Imaginez tout ce qui peut rouler trotter ou galoper, et mélanger le tout sans souci du sens des voies; piétons au milieu de la route; vélos, rickshaws, tricycles, dromadaires, éléphants, camions, vaches, bus, voitures, motos, chèvres, ânes, chevaux avec carrioles ou non...
(Galerie de photos en pied d'article)
Imaginez une ville de trois millions d'habitants.
Paris, en plus grand.
Quand l'avion qui m'emportait en Inde a décollé, il y a deux mois, j'avais un Indien à côté de moi qui ne cessait de me répéter son enthousiasme pour la discipline des Français, notamment au volant.
Imaginez les grandes artères de Paris intra-muros, les maréchaux ou le périphérique sans aucune discipline et vous y serez.
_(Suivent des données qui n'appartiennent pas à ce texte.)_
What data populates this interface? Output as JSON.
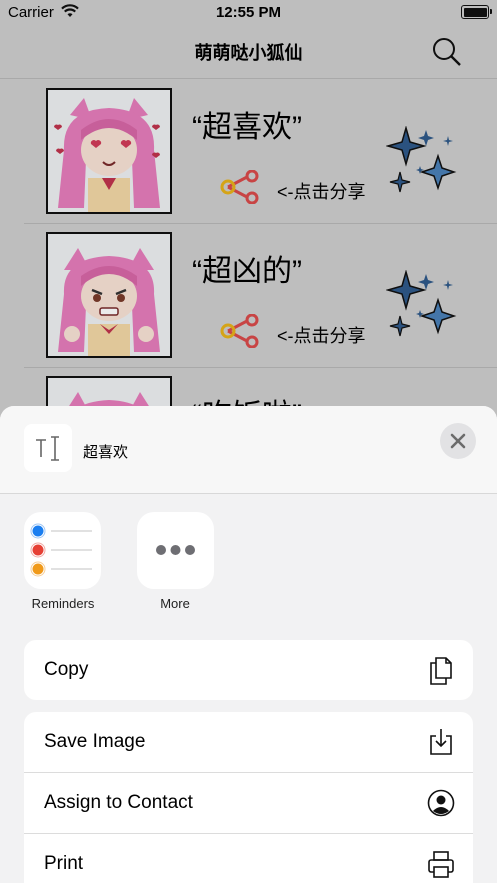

Imaginez tout ce qui peut rouler trotter ou galoper, et mélanger le tout sans souci du sens des voies; piétons au milieu de la route; vélos, rickshaws, tricycles, dromadaires, éléphants, camions, vaches, bus, voitures, motos, chèvres, ânes, chevaux avec carrioles ou non.
Replacez cette armée de fous du volant sur les Champs Elysées, en remontant vers l'Etoile, mais sans souci des priorités ni du sens de la marche; et vous y serez.
Imaginez qu'à la sortie de l'Etoile ou du périph, il n'y ait qu'une seule issue
Une porte au travers de laquelle cette masse grouillante hurlante s'enfonce, au détriment du respect du plus petit, le piéton n'a aucun droit devant le vélo qui lui-même se rétracte devant la moto qui cède la pace, bien obligée à la voiture....
Imaginez ce flot énervé d'avoir piétiné dans les ruelles étroites du centre historique qui se déverse dans les artères qui ceinturent la vieille ville.
Comme un raz-de-marée qui ne se préoccupe pas des convenances et dévaste tout dans son sillage, chacun des véhicules reprend son cours naturel et va au plus direct quelque soit le sens de la voie.
Imaginez remonter l'autoroute a contre sens jusqu'à arriver à la bonne sortie que vous aviez manqué, c'est ici la façon de conduire.
Imaginez un trafic où seuls les klaxons font la loi, d'où la surenchère dans les tonalités, les volumes et la durée du timbre.
Imaginez que le seul moyen de vous faire entendre soit de crier plus fort que votre voisin et que si vous ne le faites pas, vous serez alors mal vu par les autres véhicules, car vous ne passerez pas et les ralentirez.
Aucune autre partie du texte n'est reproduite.